An insider’s account of China’s concentration camps for Uighur Muslims | SoundVision.com

An insider’s account of China’s concentration camps for Uighur Muslims

Excerpts from Radio Free Asia interview

This is the first-hand account of Abdusalam Muhemet, a former business owner in his 40s, who was sent to a political “re-education camp” for 70 days in China. He now lives in exile in Turkey.

Since I’m innocent, I thought I would turn myself in. I had nothing to hide and I didn’t have anywhere to go. They took me to the National Security Bureau for interrogation. As soon as we got there, they took me somewhere to draw blood. Afterwards, they shaved my hair and ripped my clothes off, because we couldn’t wear any garments with buttons, and I was left with only my long underpants and a shirt.

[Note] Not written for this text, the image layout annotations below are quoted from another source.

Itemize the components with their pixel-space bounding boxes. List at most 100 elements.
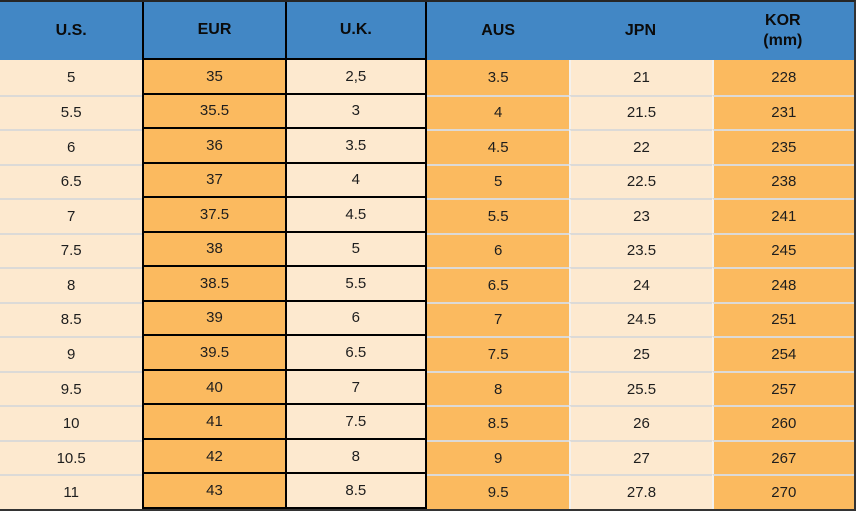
- cell-kor: 254: [711, 336, 854, 371]
- cell-uk: 8.5: [284, 474, 427, 509]
- cell-us: 11: [0, 474, 143, 509]
- table-row: 9.5 40 7 8 25.5 257: [0, 370, 854, 406]
- cell-jpn: 24: [569, 267, 712, 302]
- cell-kor: 251: [711, 301, 854, 337]
- cell-uk: 7: [284, 370, 427, 406]
- cell-uk: 5: [284, 232, 427, 268]
- cell-aus: 3.5: [426, 60, 570, 95]
- cell-eur: 43: [142, 474, 285, 509]
- cell-kor: 235: [711, 129, 854, 164]
- column-header-kor-unit: (mm): [763, 32, 803, 49]
- cell-eur: 36: [142, 129, 285, 164]
- cell-uk: 4.5: [284, 198, 427, 233]
- header-row: U.S. EUR U.K. AUS JPN KOR (mm): [0, 2, 854, 60]
- cell-jpn: 21: [569, 60, 712, 95]
- cell-uk: 6: [284, 301, 427, 337]
- cell-aus: 6: [426, 232, 570, 268]
- cell-us: 9.5: [0, 370, 143, 406]
- cell-us: 5.5: [0, 94, 143, 130]
- cell-kor: 231: [711, 94, 854, 130]
- column-header-kor: KOR (mm): [711, 2, 854, 60]
- cell-jpn: 22.5: [569, 163, 712, 199]
- cell-jpn: 26: [569, 405, 712, 440]
- cell-us: 6.5: [0, 163, 143, 199]
- cell-eur: 35.5: [142, 94, 285, 130]
- cell-aus: 6.5: [426, 267, 570, 302]
- cell-aus: 9: [426, 439, 570, 475]
- table-row: 11 43 8.5 9.5 27.8 270: [0, 474, 854, 509]
- cell-uk: 7.5: [284, 405, 427, 440]
- cell-kor: 245: [711, 232, 854, 268]
- cell-us: 10: [0, 405, 143, 440]
- cell-aus: 8.5: [426, 405, 570, 440]
- cell-uk: 6.5: [284, 336, 427, 371]
- cell-eur: 35: [142, 60, 285, 95]
- cell-jpn: 23.5: [569, 232, 712, 268]
- cell-uk: 4: [284, 163, 427, 199]
- table-row: 5.5 35.5 3 4 21.5 231: [0, 94, 854, 130]
- column-header-kor-label: KOR: [765, 12, 801, 29]
- cell-jpn: 24.5: [569, 301, 712, 337]
- table-row: 5 35 2,5 3.5 21 228: [0, 60, 854, 95]
- table-row: 7.5 38 5 6 23.5 245: [0, 232, 854, 268]
- cell-aus: 7.5: [426, 336, 570, 371]
- cell-uk: 2,5: [284, 60, 427, 95]
- column-header-uk: U.K.: [284, 2, 427, 60]
- cell-eur: 38.5: [142, 267, 285, 302]
- cell-eur: 38: [142, 232, 285, 268]
- cell-aus: 4.5: [426, 129, 570, 164]
- table-row: 10 41 7.5 8.5 26 260: [0, 405, 854, 440]
- cell-aus: 7: [426, 301, 570, 337]
- column-header-aus: AUS: [426, 2, 570, 60]
- cell-jpn: 23: [569, 198, 712, 233]
- cell-aus: 5.5: [426, 198, 570, 233]
- cell-jpn: 25: [569, 336, 712, 371]
- column-header-eur: EUR: [142, 2, 285, 60]
- table-row: 9 39.5 6.5 7.5 25 254: [0, 336, 854, 371]
- cell-aus: 8: [426, 370, 570, 406]
- table-row: 10.5 42 8 9 27 267: [0, 439, 854, 475]
- cell-jpn: 25.5: [569, 370, 712, 406]
- cell-us: 8.5: [0, 301, 143, 337]
- cell-kor: 260: [711, 405, 854, 440]
- cell-us: 10.5: [0, 439, 143, 475]
- cell-eur: 40: [142, 370, 285, 406]
- cell-us: 9: [0, 336, 143, 371]
- table-row: 7 37.5 4.5 5.5 23 241: [0, 198, 854, 233]
- cell-us: 7: [0, 198, 143, 233]
- cell-kor: 228: [711, 60, 854, 95]
- cell-kor: 241: [711, 198, 854, 233]
- cell-uk: 3: [284, 94, 427, 130]
- cell-eur: 37: [142, 163, 285, 199]
- cell-kor: 270: [711, 474, 854, 509]
- cell-kor: 248: [711, 267, 854, 302]
- column-header-jpn: JPN: [569, 2, 712, 60]
- cell-us: 6: [0, 129, 143, 164]
- cell-jpn: 22: [569, 129, 712, 164]
- cell-kor: 267: [711, 439, 854, 475]
- cell-aus: 5: [426, 163, 570, 199]
- cell-us: 5: [0, 60, 143, 95]
- cell-eur: 37.5: [142, 198, 285, 233]
- cell-eur: 42: [142, 439, 285, 475]
- cell-kor: 257: [711, 370, 854, 406]
- cell-eur: 39: [142, 301, 285, 337]
- column-header-us: U.S.: [0, 2, 143, 60]
- table-row: 6 36 3.5 4.5 22 235: [0, 129, 854, 164]
- table-row: 6.5 37 4 5 22.5 238: [0, 163, 854, 199]
- table-row: 8.5 39 6 7 24.5 251: [0, 301, 854, 337]
- cell-jpn: 27: [569, 439, 712, 475]
- cell-uk: 5.5: [284, 267, 427, 302]
- cell-aus: 4: [426, 94, 570, 130]
- cell-jpn: 21.5: [569, 94, 712, 130]
- cell-jpn: 27.8: [569, 474, 712, 509]
- cell-eur: 39.5: [142, 336, 285, 371]
- cell-us: 7.5: [0, 232, 143, 268]
- cell-kor: 238: [711, 163, 854, 199]
- cell-eur: 41: [142, 405, 285, 440]
- cell-aus: 9.5: [426, 474, 570, 509]
- cell-uk: 8: [284, 439, 427, 475]
- cell-uk: 3.5: [284, 129, 427, 164]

We entered the gate of the detention center, which was surrounded with cameras. The guards were all armed.

We were in a small, three-by-three meter room with a thin mat on the floor. Fifteen of us slept on it. Fifteen people. If we lay on our backs, we wouldn’t fit. Fifteen people with manacles on our feet. Two people using one blanket and lying back-to-back.

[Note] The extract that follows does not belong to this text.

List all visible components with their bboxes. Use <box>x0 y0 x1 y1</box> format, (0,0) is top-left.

There was no toilet there, just a plastic bucket that we brought. Every 24-48 hours, it would be dumped out. Two people would use a blanket to cover us when we used the bucket in the cell. After we finished, the smell would take over the entire room. Two people were manacled to one another by their ankles. The other person whose leg was shackled to mine had to stand next to me while I did my business.

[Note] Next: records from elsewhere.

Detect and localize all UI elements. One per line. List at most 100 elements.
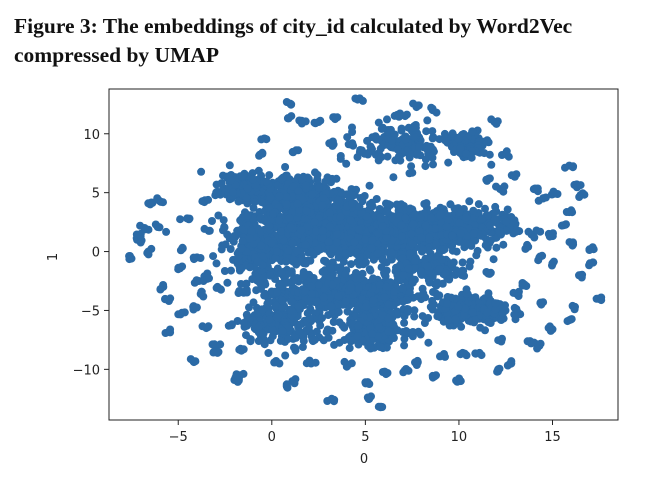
scatter-point xyxy=(420,200,429,208)
scatter-point xyxy=(432,240,441,249)
scatter-point xyxy=(454,302,463,311)
scatter-point xyxy=(430,224,439,233)
scatter-point xyxy=(347,283,355,292)
scatter-point xyxy=(288,238,297,247)
scatter-point xyxy=(395,261,404,270)
scatter-point xyxy=(575,271,583,280)
scatter-point xyxy=(466,257,475,266)
scatter-point xyxy=(248,275,257,284)
scatter-point xyxy=(278,327,287,335)
scatter-point xyxy=(501,301,509,310)
scatter-point xyxy=(484,269,493,278)
scatter-point xyxy=(361,258,370,267)
scatter-point xyxy=(382,282,391,291)
scatter-point xyxy=(308,336,317,344)
scatter-point xyxy=(318,201,327,210)
x-axis-ticks: −5 0 5 10 15 xyxy=(169,420,561,445)
scatter-point xyxy=(346,216,355,225)
scatter-point xyxy=(310,217,319,226)
scatter-point xyxy=(282,257,290,266)
scatter-point xyxy=(382,207,391,216)
scatter-point xyxy=(197,167,206,176)
scatter-point xyxy=(314,183,323,192)
scatter-point xyxy=(266,271,275,280)
scatter-point xyxy=(387,249,396,258)
scatter-point xyxy=(301,117,310,126)
scatter-point xyxy=(284,114,293,123)
scatter-point xyxy=(355,253,364,262)
scatter-point xyxy=(333,230,342,239)
scatter-point xyxy=(456,229,465,238)
scatter-point xyxy=(162,227,171,236)
scatter-point xyxy=(238,172,247,181)
scatter-point xyxy=(325,139,334,148)
scatter-point xyxy=(257,241,266,250)
scatter-point xyxy=(486,236,495,245)
scatter-point xyxy=(174,263,183,272)
scatter-point xyxy=(190,255,198,264)
scatter-point xyxy=(271,253,280,262)
scatter-point xyxy=(261,134,269,143)
scatter-point xyxy=(442,222,451,231)
scatter-point xyxy=(436,352,444,361)
scatter-point xyxy=(209,348,218,357)
scatter-point xyxy=(569,162,578,171)
scatter-point xyxy=(223,278,232,287)
scatter-point xyxy=(353,95,362,104)
scatter-point xyxy=(184,214,193,223)
scatter-point xyxy=(316,321,325,330)
scatter-point xyxy=(237,244,246,253)
scatter-point xyxy=(437,230,446,239)
scatter-point xyxy=(361,235,369,244)
scatter-point xyxy=(365,394,374,403)
scatter-point xyxy=(536,299,545,308)
scatter-point xyxy=(243,211,252,220)
scatter-point xyxy=(548,259,557,268)
scatter-point xyxy=(275,359,284,368)
scatter-point xyxy=(348,199,356,208)
scatter-point xyxy=(382,233,391,242)
scatter-point xyxy=(420,319,429,327)
scatter-point xyxy=(294,302,303,311)
scatter-point xyxy=(481,204,489,213)
scatter-point xyxy=(397,221,406,230)
scatter-point xyxy=(419,245,427,254)
scatter-point xyxy=(245,263,254,272)
scatter-point xyxy=(282,200,291,209)
scatter-point xyxy=(455,374,464,383)
scatter-point xyxy=(561,163,569,172)
y-tick-label: 10 xyxy=(83,128,100,143)
scatter-point xyxy=(497,316,506,324)
scatter-point xyxy=(432,371,440,380)
scatter-point xyxy=(524,227,533,236)
scatter-point xyxy=(423,262,432,271)
scatter-point xyxy=(433,292,442,301)
scatter-point xyxy=(469,229,478,238)
scatter-point xyxy=(298,175,307,184)
scatter-point xyxy=(245,234,254,243)
scatter-point xyxy=(250,198,259,207)
scatter-point xyxy=(492,119,501,128)
scatter-point xyxy=(424,338,433,347)
scatter-point xyxy=(329,244,338,253)
scatter-point xyxy=(262,177,271,186)
scatter-point xyxy=(378,222,387,230)
scatter-point xyxy=(409,220,418,229)
scatter-point xyxy=(404,264,413,273)
scatter-point xyxy=(304,323,313,332)
scatter-point xyxy=(347,359,356,368)
scatter-point xyxy=(265,315,274,324)
scatter-point xyxy=(532,226,541,235)
scatter-point xyxy=(355,284,363,293)
scatter-point xyxy=(299,272,308,281)
scatter-point xyxy=(282,382,291,391)
scatter-point xyxy=(197,287,206,296)
scatter-point xyxy=(406,204,415,213)
scatter-point xyxy=(502,217,511,226)
scatter-point xyxy=(468,308,477,317)
scatter-point xyxy=(398,232,406,241)
scatter-point xyxy=(242,331,250,340)
scatter-point xyxy=(208,217,216,225)
scatter-point xyxy=(477,215,486,223)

There was an old, hard chair which we had to sit in all day while a camera monitored us. Our buttocks hurt and we felt a stinging pain from sitting still, but if we ever moved—even slightly—they would yell and shout at us over the loudspeaker using very nasty words, and even sometimes come in and immediately begin beating us.

We had to suffer through all of this while we were only at the investigation stage - this was the situation before any of us were formally charged.

Abdusalam Muhemet is a rare witness to the Chinese concentration camps who came out alive through bribing. He is also widely quoted by BBC, New York Times, and many others.